The Cracticinae, bellmagpies and allies, gathers together 13 species of mostly crow-like birds native to Australasia and nearby areas.

Historically, the cracticines – currawongs, Australian magpie and butcherbirds – were seen as a separate family Cracticidae and, according to the 2018 Cements List, they still are. With their 1985 DNA study, Sibley and Ahlquist recognised the close relationship between the woodswallows and the butcherbirds in 1985, and placed them in a Cracticini clade, now the family Artamidae. The two species of peltops were once placed with the monarch flycatchers but are now placed here.

The cracticines have large, straight bills and mostly black, white or grey plumage. All are omnivorous to some degree: the butcherbirds mostly eat meat; Australian magpies usually forage through short grass looking for worms and other small creatures; and currawongs are true omnivores, taking fruit, grain, meat, insects, eggs and nestlings. The female constructs bulky nests from sticks, and both parents help incubate the eggs and raise the young thereafter.

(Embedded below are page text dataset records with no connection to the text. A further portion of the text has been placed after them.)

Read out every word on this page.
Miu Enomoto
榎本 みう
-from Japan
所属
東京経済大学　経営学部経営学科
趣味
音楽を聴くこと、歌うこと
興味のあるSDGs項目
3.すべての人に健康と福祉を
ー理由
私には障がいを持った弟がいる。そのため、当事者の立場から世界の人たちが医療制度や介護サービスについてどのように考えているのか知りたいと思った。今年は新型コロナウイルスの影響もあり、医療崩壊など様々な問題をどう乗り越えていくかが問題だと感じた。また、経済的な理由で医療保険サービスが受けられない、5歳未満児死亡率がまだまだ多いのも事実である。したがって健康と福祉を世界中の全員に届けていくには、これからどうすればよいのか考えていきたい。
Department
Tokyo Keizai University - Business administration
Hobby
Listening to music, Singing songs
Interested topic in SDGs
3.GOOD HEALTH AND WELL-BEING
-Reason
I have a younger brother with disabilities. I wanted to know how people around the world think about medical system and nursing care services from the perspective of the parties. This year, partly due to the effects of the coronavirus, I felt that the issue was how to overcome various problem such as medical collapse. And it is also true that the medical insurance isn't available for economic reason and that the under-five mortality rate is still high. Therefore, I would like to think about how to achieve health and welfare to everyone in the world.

The cracticines, despite their fairly plain, utilitarian appearance, are highly intelligent and have extraordinarily beautiful songs of great subtlety. Particularly noteworthy are the pied butcherbird, the pied currawong and the Australian magpie.

==Species of Cracticinae==
Five genera are recognised. The Australian magpie is classified in its own genus Gymnorhina. A 2013 molecular study has shown it to be the sister taxon to the black butcherbird (Melloria quoyi).

- Subfamily Cracticinae:

| Image | Genus | Living species |
|---|---|---|
|  | Peltops Wagler, 1829 | Mountain peltops, Peltops montanus; Lowland peltops, Peltops blainvillii; |
|  | Melloria (Mathews, 1912) | Black butcherbird, Melloria quoyi; |
|  | Gymnorhina Gray, GR, 1840 | Australian magpie, Gymnorhina tibicen; |
|  | Cracticus Vieillot, 1816 | Grey butcherbird, Cracticus torquatus; Silver-backed butcherbird, Cracticus argenteus; Black-backed butcherbird, Cracticus mentalis; Pied butcherbird, Cracticus nigrogularis; Hooded butcherbird, Cracticus cassicus; Tagula butcherbird, Cracticus louisiadensis; |
|  | Strepera Lesson, 1831 | Pied currawong, Strepera graculina; Black currawong, Strepera fuliginosa; Grey currawong, Strepera versicolor; |

Miostrepera canora was described from a proximal and a distal humerus and scapula found in the St Bathans fauna from the Early Miocene in Otago, New Zealand. These were most similar to modern Strepera species and reveal that the Cracticinae were previously native to Zealandia and indicates overwater dispersal.

Kurrartapu johnnguyeni was described from a proximal tarsometatarsus recovered from the Riversleigh site in Queensland. It is early Miocene in age and is closer to Strepera/Cracticus than to Peltops. The bird was likely similar in size to the extant black butcherbird.